UTF-8 vs. Other encoding problem

I wrote a program that automates the process of getting lyrics for the selected iTunes song.

The problem is, the final lyrics look like this:

Which I recognize is an encoding problem. In order to get the lyrics off of the website, I download the entire webpage source, extract everything between a startTag and endTag and then strip all the HTML using this code:


set plaintextLyrics to my (removeMarkup from strippedLyrics)

to removeMarkup from someText -- strip HTML using textutil
	set someText to quoted form of ("<!DOCTYPE HTML PUBLIC>" & someText) -- fake a HTML document header
	return (do shell script "echo " & someText & " | /usr/bin/textutil -stdin -convert txt -stdout") -- strip HTML
end removeMarkup

I have seen discussions of how to change encodings for files that are written to disc, but nothing on what to do on a string within AppleScript.

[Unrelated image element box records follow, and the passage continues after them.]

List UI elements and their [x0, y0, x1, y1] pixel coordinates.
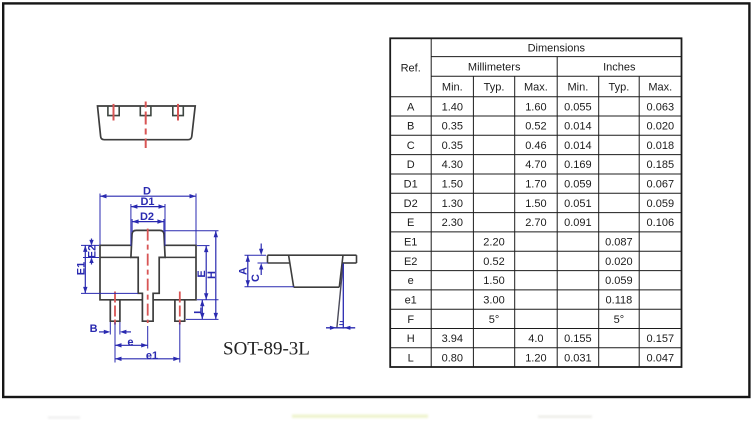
- svg-text:0.087: 0.087: [605, 237, 633, 249]
- front view: shoulder step line E2 left: [100, 256, 131, 258]
- svg-text:0.169: 0.169: [564, 159, 592, 171]
- svg-text:0.031: 0.031: [564, 352, 592, 364]
- svg-text:Ref.: Ref.: [401, 63, 421, 75]
- svg-text:0.014: 0.014: [564, 121, 592, 133]
- dimension D: [100, 194, 196, 245]
- dimension A: [245, 255, 295, 287]
- top view: notch pin 3: [173, 106, 184, 116]
- front view: shoulder step line E2 right: [165, 256, 196, 258]
- front view: right lead: [175, 300, 185, 321]
- svg-text:2.30: 2.30: [442, 217, 463, 229]
- svg-text:1.70: 1.70: [525, 179, 546, 191]
- lead angle F detail: [326, 264, 355, 330]
- front view: centerline middle axis: [147, 229, 149, 323]
- dimension D1: [131, 204, 165, 246]
- front view: tab and center lead outline: [131, 230, 165, 321]
- svg-text:B: B: [407, 121, 414, 133]
- svg-text:0.014: 0.014: [564, 140, 592, 152]
- svg-text:L: L: [192, 307, 204, 314]
- svg-text:3.94: 3.94: [442, 333, 463, 345]
- svg-text:e1: e1: [405, 295, 417, 307]
- dimension C: [258, 244, 269, 276]
- svg-text:0.118: 0.118: [606, 295, 633, 307]
- svg-text:SOT-89-3L: SOT-89-3L: [223, 339, 310, 360]
- dimension E2: [83, 239, 99, 265]
- front view: centerline left lead: [114, 292, 116, 325]
- svg-text:C: C: [250, 274, 262, 282]
- svg-text:0.155: 0.155: [564, 333, 592, 345]
- svg-text:0.020: 0.020: [605, 256, 633, 268]
- svg-text:4.70: 4.70: [525, 159, 546, 171]
- svg-text:A: A: [407, 101, 415, 113]
- svg-text:Max.: Max.: [524, 82, 548, 94]
- svg-text:1.40: 1.40: [442, 101, 463, 113]
- svg-text:E1: E1: [76, 262, 88, 275]
- svg-text:0.46: 0.46: [525, 140, 546, 152]
- svg-text:0.059: 0.059: [647, 198, 675, 210]
- svg-text:B: B: [90, 323, 98, 335]
- svg-text:0.059: 0.059: [564, 179, 592, 191]
- svg-text:Millimeters: Millimeters: [468, 62, 521, 74]
- svg-text:0.059: 0.059: [605, 275, 633, 287]
- side view: lead strip and body outline: [268, 255, 357, 287]
- svg-text:F: F: [407, 314, 414, 326]
- table data text: [404, 101, 674, 364]
- svg-text:0.106: 0.106: [647, 217, 675, 229]
- svg-text:0.051: 0.051: [564, 198, 592, 210]
- svg-text:0.185: 0.185: [647, 159, 675, 171]
- svg-text:4.30: 4.30: [442, 159, 463, 171]
- svg-text:e: e: [408, 275, 414, 287]
- svg-text:5°: 5°: [489, 314, 500, 326]
- svg-text:0.020: 0.020: [647, 121, 675, 133]
- svg-text:4.0: 4.0: [528, 333, 543, 345]
- table header text: [401, 42, 673, 93]
- top view: centerline pin 3: [177, 104, 179, 121]
- dimension D2: [132, 219, 164, 232]
- svg-text:Inches: Inches: [603, 62, 636, 74]
- svg-text:0.52: 0.52: [483, 256, 504, 268]
- svg-text:e1: e1: [146, 350, 158, 362]
- front view: left lead: [110, 300, 120, 321]
- dimension L: [200, 300, 204, 320]
- dimension E: [197, 246, 219, 300]
- svg-text:3.00: 3.00: [483, 295, 504, 307]
- svg-text:D2: D2: [404, 198, 418, 210]
- side view: bent lead: [337, 264, 343, 328]
- faint bottom watermark smudge: [292, 415, 428, 418]
- svg-text:0.091: 0.091: [564, 217, 592, 229]
- svg-text:0.52: 0.52: [525, 121, 546, 133]
- top view: centerline pin 2 (vertical axis): [145, 102, 147, 149]
- svg-text:5°: 5°: [614, 314, 625, 326]
- svg-text:E2: E2: [86, 245, 98, 258]
- svg-text:C: C: [407, 140, 415, 152]
- svg-text:A: A: [237, 267, 249, 275]
- dimensions table grid: [390, 38, 681, 367]
- front view: centerline right lead: [179, 292, 181, 325]
- dimension B: [99, 322, 131, 335]
- svg-text:0.063: 0.063: [647, 101, 675, 113]
- svg-text:0.055: 0.055: [564, 101, 592, 113]
- svg-text:H: H: [206, 271, 218, 279]
- svg-text:1.50: 1.50: [483, 275, 504, 287]
- svg-text:2.20: 2.20: [483, 237, 504, 249]
- svg-text:Typ.: Typ.: [484, 82, 505, 94]
- svg-text:1.50: 1.50: [525, 198, 546, 210]
- front view: body outline: [100, 245, 196, 299]
- svg-text:0.047: 0.047: [647, 352, 675, 364]
- svg-text:1.30: 1.30: [442, 198, 463, 210]
- svg-text:D: D: [407, 159, 415, 171]
- svg-text:0.35: 0.35: [442, 121, 463, 133]
- svg-text:1.50: 1.50: [442, 179, 463, 191]
- svg-text:Min.: Min.: [568, 82, 589, 94]
- svg-text:0.80: 0.80: [442, 352, 463, 364]
- svg-text:L: L: [408, 352, 414, 364]
- top view: package body outline: [98, 106, 196, 140]
- svg-text:D2: D2: [140, 211, 154, 223]
- svg-text:H: H: [407, 333, 415, 345]
- svg-text:D1: D1: [404, 179, 418, 191]
- svg-text:Dimensions: Dimensions: [528, 42, 586, 54]
- svg-text:0.35: 0.35: [442, 140, 463, 152]
- svg-text:1.20: 1.20: [525, 352, 546, 364]
- dimension e: [115, 323, 148, 363]
- dimension E1: [81, 245, 138, 293]
- svg-text:0.067: 0.067: [647, 179, 675, 191]
- svg-text:2.70: 2.70: [525, 217, 546, 229]
- svg-text:D1: D1: [140, 196, 154, 208]
- svg-text:E: E: [407, 217, 414, 229]
- svg-text:0.018: 0.018: [647, 140, 675, 152]
- svg-text:E1: E1: [404, 237, 417, 249]
- svg-text:Min.: Min.: [442, 82, 463, 94]
- svg-text:E2: E2: [404, 256, 417, 268]
- top view: centerline pin 1: [113, 104, 115, 121]
- svg-text:0.157: 0.157: [647, 333, 675, 345]
- svg-text:1.60: 1.60: [525, 101, 546, 113]
- dimension H: [166, 231, 219, 320]
- svg-text:Max.: Max.: [648, 82, 672, 94]
- top view: notch pin 1: [108, 106, 119, 116]
- svg-text:e: e: [127, 337, 133, 349]
- top view: notch pin 2: [140, 106, 151, 116]
- dimension e1: [115, 323, 180, 363]
- svg-text:Typ.: Typ.: [609, 82, 630, 94]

Is there a way to find/replace or otherwise fix the offending apostrophe and any other characters that are messed up?

Hi.

Using textutil’s -inputencoding option to tell it the input’s UTF-8 seems to help:


set plaintextLyrics to my (removeMarkup from "What's going on in that beautiful mind<p>
I'm on your magical mystery ride<p>
"Posh quotes"<p>
La Niña<p>
Łódź")

to removeMarkup from someText -- strip HTML using textutil
	set someText to quoted form of ("<!DOCTYPE HTML PUBLIC>" & someText) -- fake a HTML document header
	return (do shell script "echo " & someText & " | /usr/bin/textutil -stdin -inputencoding UTF-8 -convert txt -stdout") -- strip HTML
end removeMarkup

Thank you so much Nigel!

I had come across the -UTF-8 option of textutil, but apparently I had mangled the syntax. This version works perfectly (until I find some lyrics site that requires ISO8859-1, and the UTF-8 encoding messes it up and needs to be deleted… why don’t songs just come with lyrics?).

Thank you once again! I hope this thread helps someone in the future.